Je n’avais pas le desir de faire un article d’actualité mais une analyse placée volontairement dans une perspective historique car les mouvements fondamentaux et les agendas politiques en question s’étendent sur de vastes périodes de temps.
C’est justement cette évolution qu’Aldous Huxley avait pressentie dès les années 1930.
Pour dire vrai, le débat politique du début du XXe siècle est d’une extrême actualité, que ce soit par concernant les rapports entre la politique et l’établissement du modèle productiviste .
La parenthèse de la guerre froite nous a fait oublier l’importance de ces enjeux.

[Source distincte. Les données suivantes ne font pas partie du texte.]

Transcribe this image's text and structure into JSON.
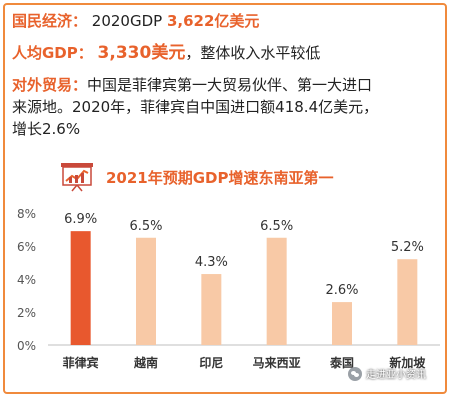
{
  "facts": {
    "gdp_label": "国民经济：",
    "gdp_text": "2020GDP",
    "gdp_value": "3,622亿美元",
    "per_capita_label": "人均GDP：",
    "per_capita_value": "3,330美元",
    "per_capita_note": "，整体收入水平较低",
    "trade_label": "对外贸易：",
    "trade_text_1": "中国是菲律宾第一大贸易伙伴、第一大进口",
    "trade_text_2": "来源地。2020年，菲律宾自中国进口额418.4亿美元，",
    "trade_text_3": "增长2.6%"
  },
  "icon": "presentation-chart-icon",
  "colors": {
    "accent": "#e8622c",
    "highlight_bar": "#e8582e",
    "bar": "#f8c9a6",
    "frame": "#f08a3c"
  },
  "chart_data": {
    "type": "bar",
    "title": "2021年预期GDP增速东南亚第一",
    "categories": [
      "菲律宾",
      "越南",
      "印尼",
      "马来西亚",
      "泰国",
      "新加坡"
    ],
    "values": [
      6.9,
      6.5,
      4.3,
      6.5,
      2.6,
      5.2
    ],
    "data_labels": [
      "6.9%",
      "6.5%",
      "4.3%",
      "6.5%",
      "2.6%",
      "5.2%"
    ],
    "ylim": [
      0,
      8
    ],
    "yticks": [
      0,
      2,
      4,
      6,
      8
    ],
    "ytick_labels": [
      "0%",
      "2%",
      "4%",
      "6%",
      "8%"
    ],
    "highlight_index": 0,
    "grid": false
  },
  "watermark": "走进亚小资讯"
}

Le Marxisme avait une analyse cyclique perpétuel de la crise capitaliste qui nous a fait prerdre de vue le problème de la finitude du monde et donc de la survenue d’une crise ultime liée à l’épuisement des ressources.
D’un point de vue géopolitique, nous avons ici à faire à des ambitions planifiées et executées sur de très longues périodes de temps, bien plus étendues que l’alternance démocratique qui nous fait croire que la politique se joue à horizon de 4 ou 5 ans.
La stratégie de contrôle des états par les banques les plus puissantes on leurs racines au XVIIe siècle et ont été poursuivies avec une constance étonnante par des génération de dynasties bancaires.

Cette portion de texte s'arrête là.